IL MONDIALE. Dalle chiacchiere ai fatti. Che, per noi, così bistrattati, non sono male. L’ Italietta del buon Prandelli s’è fatta fuori ( 2-1) l’Inghilterra dei maestri. Come sempre mettendo in vetrina sorprese a non finire. Un buon portiere, Sirigu, un buon difensore, Darmian, un buon centrocampista, Pirlo, un buon attaccante, Balotelli. Che chiedere di più al bizzoso Eupalla? Adesso ci aspetta la Costa Rica, sorpresa del girone dopo la vittoria ( 2-1) sulla Celeste. Dicono sia una squadra fisica, compatta, con qualche individualità in attacco da non sottovalutare. Ma se dovessimo raggranellare anche quei tre punti il gioco sarebbe fatto: oltre, poi, ci aspetterebbero ( prevedibilmente) Columbia o Costa d’Avorio ( ottavi) e Olanda ( quarti).
Intanto sono scese in campo due papabili : Argentina e Germania. La prima, con Messi, il suo Messia, che però ( come al solito) con la maglia bianco celeste lascia sempre un poco perplessi. Ha segnato, è vero, ma non è parso quel faro lucente che i fratelli sudamericani sognano dai tempi di Maradona. Inoltre, l’Argentina, non appare impenetrabile tra centrocampo e difesa.
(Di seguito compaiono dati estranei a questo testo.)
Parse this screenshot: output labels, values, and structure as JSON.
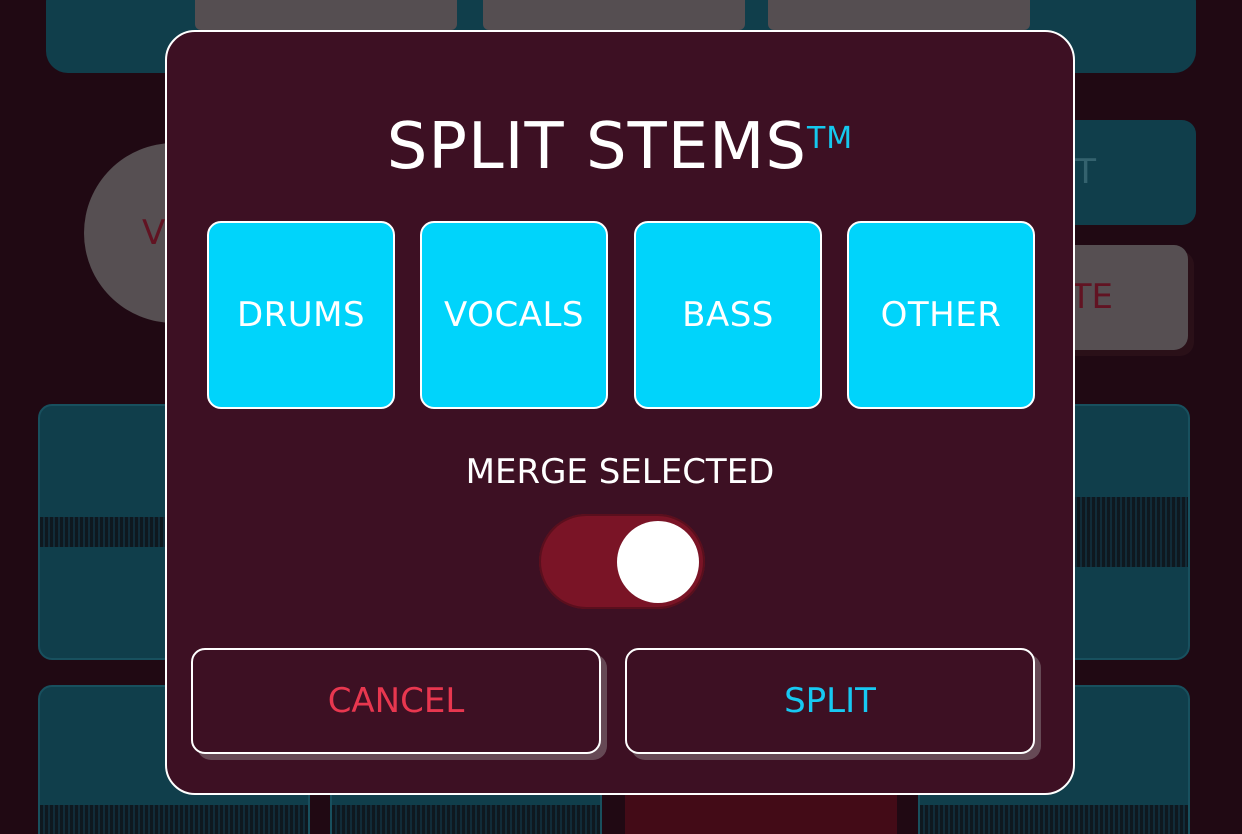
{
  "dialog": {
    "title": "SPLIT STEMS",
    "trademark": "TM",
    "stems": [
      {
        "label": "DRUMS"
      },
      {
        "label": "VOCALS"
      },
      {
        "label": "BASS"
      },
      {
        "label": "OTHER"
      }
    ],
    "merge_label": "MERGE SELECTED",
    "merge_toggle_on": true,
    "cancel_label": "CANCEL",
    "split_label": "SPLIT"
  },
  "background": {
    "circle_text": "V",
    "right_button_1": "T",
    "right_button_2": "TE"
  },
  "colors": {
    "dialog_bg": "#3d1023",
    "stem_button": "#00d4fb",
    "toggle_track": "#7a1426",
    "cancel_text": "#e8374f",
    "split_text": "#17c9f2",
    "trademark": "#15c8ee"
  }
}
Discorso diverso, invece, suggerisce la prova della Germania, che s’è ripresentata quadrata e pugnace come l’avevamo lasciata. Il Portogallo, di CR7, secondo fenomeno mediatico dei giorni nostri, non è praticamente mai stato in partita.

A questo punto, e sempre col permesso di Eupalla, la Germania sembra avere un solo grosso  problema: quello di trovarsi di fronte ( ai quarti) i padroni di casa. Ovvero quel Brazil odierno che, nonostante gli strombazzamenti su Neymar , terzo fenomeno mediatico dei giorni nostri, non offre le certezze dei suoi mitici predecessori.
Quelli che hanno fatto innamorare di calcio intere generazioni.  Unico punto a vantaggio dei verdeoro ci sembra ( paradossalmente) la critica situazione pubblica  del Paese. Una uscita anticipata ( e magari frustrante ) della squadra di casa, infatti, quali reazioni potrebbe scatenare  in chi contesta ( da anni)  l’assegnazione del Mondiale ad un Paese alle prese con urgenze economiche e sociali di primaria importanza? Certo è che, chi scenderà in campo, profumatamente pagato, queste situazioni, non potrà ( assolutamente)  ignorarle.

GIRONE A: Brasile-Croazia 3-1; Messico-Camerun 1-0.
GIRONE B Spagna-Olanda 1-5; Cile-Australia 2-1.
GIRONE C: Colombia-Grecia 2-0; Costa d’Avorio-Giappone 2-1.
GIRONE D: Uruguay-Costa Rica 1-2; Inghilterra-Italia 1-2.
GIRONE E: Svizzera-Equador 2-1; Francia-Honduras 2-0.
GIRONE F: Argentina – Bosnia 2-1; Iran-Nigeria 0-0.
GIRONE G: Germania-Portogallo 4-0; Ghana-Stati Uniti 1-2.